O cinema sempre soube lidar bem com mulheres que sofrem. Mulheres devastadas, adoecidas, abandonadas ou silenciadas costumam gerar empatia, comoção e, não raramente, prêmios. O problema começa quando essa mulher deixa de apenas suportar a dor e passa a reagir, incomodar ou confrontar. Nesse ponto, o desconforto não está mais apenas na tela, mas na forma como a indústria escolhe reconhecer ou ignorar determinadas narrativas.

Uma matéria recente do The New York Times chamou atenção para algo que há muito tempo circula como percepção difusa entre críticos e espectadores. Os votantes do Oscar têm dificuldade em lidar com personagens femininas desagradáveis.
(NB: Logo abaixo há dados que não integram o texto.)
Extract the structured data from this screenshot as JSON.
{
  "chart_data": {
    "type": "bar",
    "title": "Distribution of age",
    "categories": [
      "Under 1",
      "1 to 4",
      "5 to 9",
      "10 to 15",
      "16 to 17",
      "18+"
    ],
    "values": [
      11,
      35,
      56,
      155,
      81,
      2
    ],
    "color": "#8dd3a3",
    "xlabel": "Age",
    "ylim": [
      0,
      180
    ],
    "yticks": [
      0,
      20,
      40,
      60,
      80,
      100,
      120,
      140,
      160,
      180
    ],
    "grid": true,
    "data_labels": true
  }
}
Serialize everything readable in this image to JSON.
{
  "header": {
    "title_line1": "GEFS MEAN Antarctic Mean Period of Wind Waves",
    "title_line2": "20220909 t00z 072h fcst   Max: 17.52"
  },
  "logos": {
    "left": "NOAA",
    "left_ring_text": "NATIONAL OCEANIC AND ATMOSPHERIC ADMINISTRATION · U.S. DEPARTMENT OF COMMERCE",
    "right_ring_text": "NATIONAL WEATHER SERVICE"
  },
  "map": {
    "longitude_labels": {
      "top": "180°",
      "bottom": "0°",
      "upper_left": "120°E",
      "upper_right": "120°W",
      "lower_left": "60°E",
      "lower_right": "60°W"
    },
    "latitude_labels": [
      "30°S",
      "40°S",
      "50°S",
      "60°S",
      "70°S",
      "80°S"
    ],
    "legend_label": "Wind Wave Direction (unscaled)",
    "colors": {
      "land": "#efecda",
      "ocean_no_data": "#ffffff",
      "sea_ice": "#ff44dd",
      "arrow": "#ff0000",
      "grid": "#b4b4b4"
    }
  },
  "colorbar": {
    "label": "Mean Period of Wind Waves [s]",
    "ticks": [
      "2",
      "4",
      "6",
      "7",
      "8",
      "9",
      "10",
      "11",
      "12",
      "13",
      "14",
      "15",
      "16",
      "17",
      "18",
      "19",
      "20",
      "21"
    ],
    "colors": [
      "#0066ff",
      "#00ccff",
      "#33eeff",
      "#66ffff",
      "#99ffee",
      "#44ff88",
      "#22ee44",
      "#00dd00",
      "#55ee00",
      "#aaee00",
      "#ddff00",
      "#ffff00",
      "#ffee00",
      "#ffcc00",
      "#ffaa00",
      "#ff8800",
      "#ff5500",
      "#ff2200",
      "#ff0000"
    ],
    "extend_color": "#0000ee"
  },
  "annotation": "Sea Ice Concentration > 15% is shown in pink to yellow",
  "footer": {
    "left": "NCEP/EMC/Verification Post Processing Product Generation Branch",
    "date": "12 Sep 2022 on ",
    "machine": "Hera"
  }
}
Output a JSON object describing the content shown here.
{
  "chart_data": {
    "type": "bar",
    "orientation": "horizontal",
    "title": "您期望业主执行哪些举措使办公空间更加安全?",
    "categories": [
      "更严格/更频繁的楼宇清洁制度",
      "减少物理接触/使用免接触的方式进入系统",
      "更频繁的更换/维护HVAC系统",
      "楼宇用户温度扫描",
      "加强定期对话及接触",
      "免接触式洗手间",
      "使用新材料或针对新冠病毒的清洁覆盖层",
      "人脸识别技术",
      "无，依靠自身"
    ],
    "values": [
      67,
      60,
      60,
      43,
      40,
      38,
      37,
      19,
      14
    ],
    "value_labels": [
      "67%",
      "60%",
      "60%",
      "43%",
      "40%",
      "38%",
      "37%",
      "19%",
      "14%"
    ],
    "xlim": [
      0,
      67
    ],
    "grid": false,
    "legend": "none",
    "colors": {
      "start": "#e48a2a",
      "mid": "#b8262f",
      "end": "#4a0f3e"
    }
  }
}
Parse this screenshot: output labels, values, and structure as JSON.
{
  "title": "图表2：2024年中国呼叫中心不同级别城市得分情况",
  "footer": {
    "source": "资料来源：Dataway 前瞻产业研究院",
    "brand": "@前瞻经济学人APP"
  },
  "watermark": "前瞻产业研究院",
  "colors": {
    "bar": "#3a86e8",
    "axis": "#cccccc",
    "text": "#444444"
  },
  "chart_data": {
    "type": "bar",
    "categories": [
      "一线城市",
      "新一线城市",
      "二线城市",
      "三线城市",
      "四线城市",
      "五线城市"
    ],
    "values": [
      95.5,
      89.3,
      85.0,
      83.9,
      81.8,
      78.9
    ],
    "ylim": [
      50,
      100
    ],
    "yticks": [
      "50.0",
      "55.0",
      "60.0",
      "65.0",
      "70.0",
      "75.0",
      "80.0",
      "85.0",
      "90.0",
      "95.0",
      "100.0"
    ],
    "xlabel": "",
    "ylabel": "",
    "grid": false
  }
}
Mulheres difíceis, temperamentais, agressivas ou moralmente ambíguas costumam perder empatia quando não se encaixam no papel da vítima silenciosa. Segundo o jornal, quando uma mulher sofre em cena, isso frequentemente é visto como isca de Oscar. Quando ela faz os outros sofrerem, reage ou se impõe, a identificação simplesmente desaparece.

Esse padrão ajuda a entender por que atuações elogiadas de Rose Byrne, Jennifer Lawrence e Amanda Seyfried, todas interpretando mulheres complexas e desconfortáveis nesta temporada, aparecem de forma instável nas previsões ao Oscar. São personagens que não existem para agradar, não pedem desculpas por suas contradições e não oferecem redenção fácil ao espectador.

Esse mesmo critério ficou evidente na premiação do ano passado. O Oscar de Melhor Atriz foi concedido a Anora, filme que acompanha a trajetória de uma mulher stripper e prostituta que se envolve afetivamente com um adolescente rico. Não se trata de negar o talento ou a entrega de Mikey Madison, cuja performance é intensa e tecnicamente consistente. A questão não está na qualidade da atuação, mas no tipo de personagem que a Academia escolheu consagrar.

Anora é uma mulher complexa, mas essa complexidade é mediada por uma construção fortemente sexualizada. O figurino, os gestos, as falas e a forma como o corpo da personagem é enquadrado em cena operam dentro de um regime de visibilidade confortável para o olhar masculino. É uma mulher que sofre, ama e se frustra, mas que também é constantemente colocada como objeto de desejo. Sua dor é visível, mas sua existência ainda se organiza a partir da erotização.

No mesmo ano, Fernanda Torres entregou uma das performances mais contundentes da temporada em Ainda Estou Aqui, interpretando Eunice Paiva, símbolo da resistência civil à ditadura militar brasileira. Trata-se de uma mulher real, atravessada pela violência do Estado, pelo desaparecimento forçado do marido e pela imposição do silêncio como forma de sobrevivência. A atuação de Fernanda é contida, rigorosa e devastadora. Não seduz, não erotiza, não conforta. Exige do espectador uma empatia política, histórica e ética.

A diferença de recepção entre as duas performances não é sutil. Enquanto Anora foi celebrada, Fernanda Torres atravessou a temporada sem o reconhecimento máximo. Não se trata apenas de clubismo brasileiro, embora o atravessamento nacional também exista, mas de algo estrutural. Mulheres são premiadas quando sua complexidade não ameaça demais. Quando o sofrimento é palatável, quando a dor pode ser romantizada, quando o corpo ainda pode ser desejado.

Já mulheres que encarnam a resistência, que não oferecem catarse fácil e que não se organizam em torno do desejo masculino encontram um limite invisível. A empatia da Academia falha quando a personagem não está ali para ser amada ou compreendida, mas para confrontar. A pergunta que ecoa, feita por um crítico ao sair de uma sessão analisada pelo The New York Times, resume bem esse impasse. Eu deveria gostar dela?

Enquanto essa for a régua aplicada às personagens femininas, o Oscar seguirá premiando mulheres desde que elas não sejam difíceis demais, políticas demais ou reais demais. O incômodo, no fim das contas, não está nas personagens, mas no que elas revelam.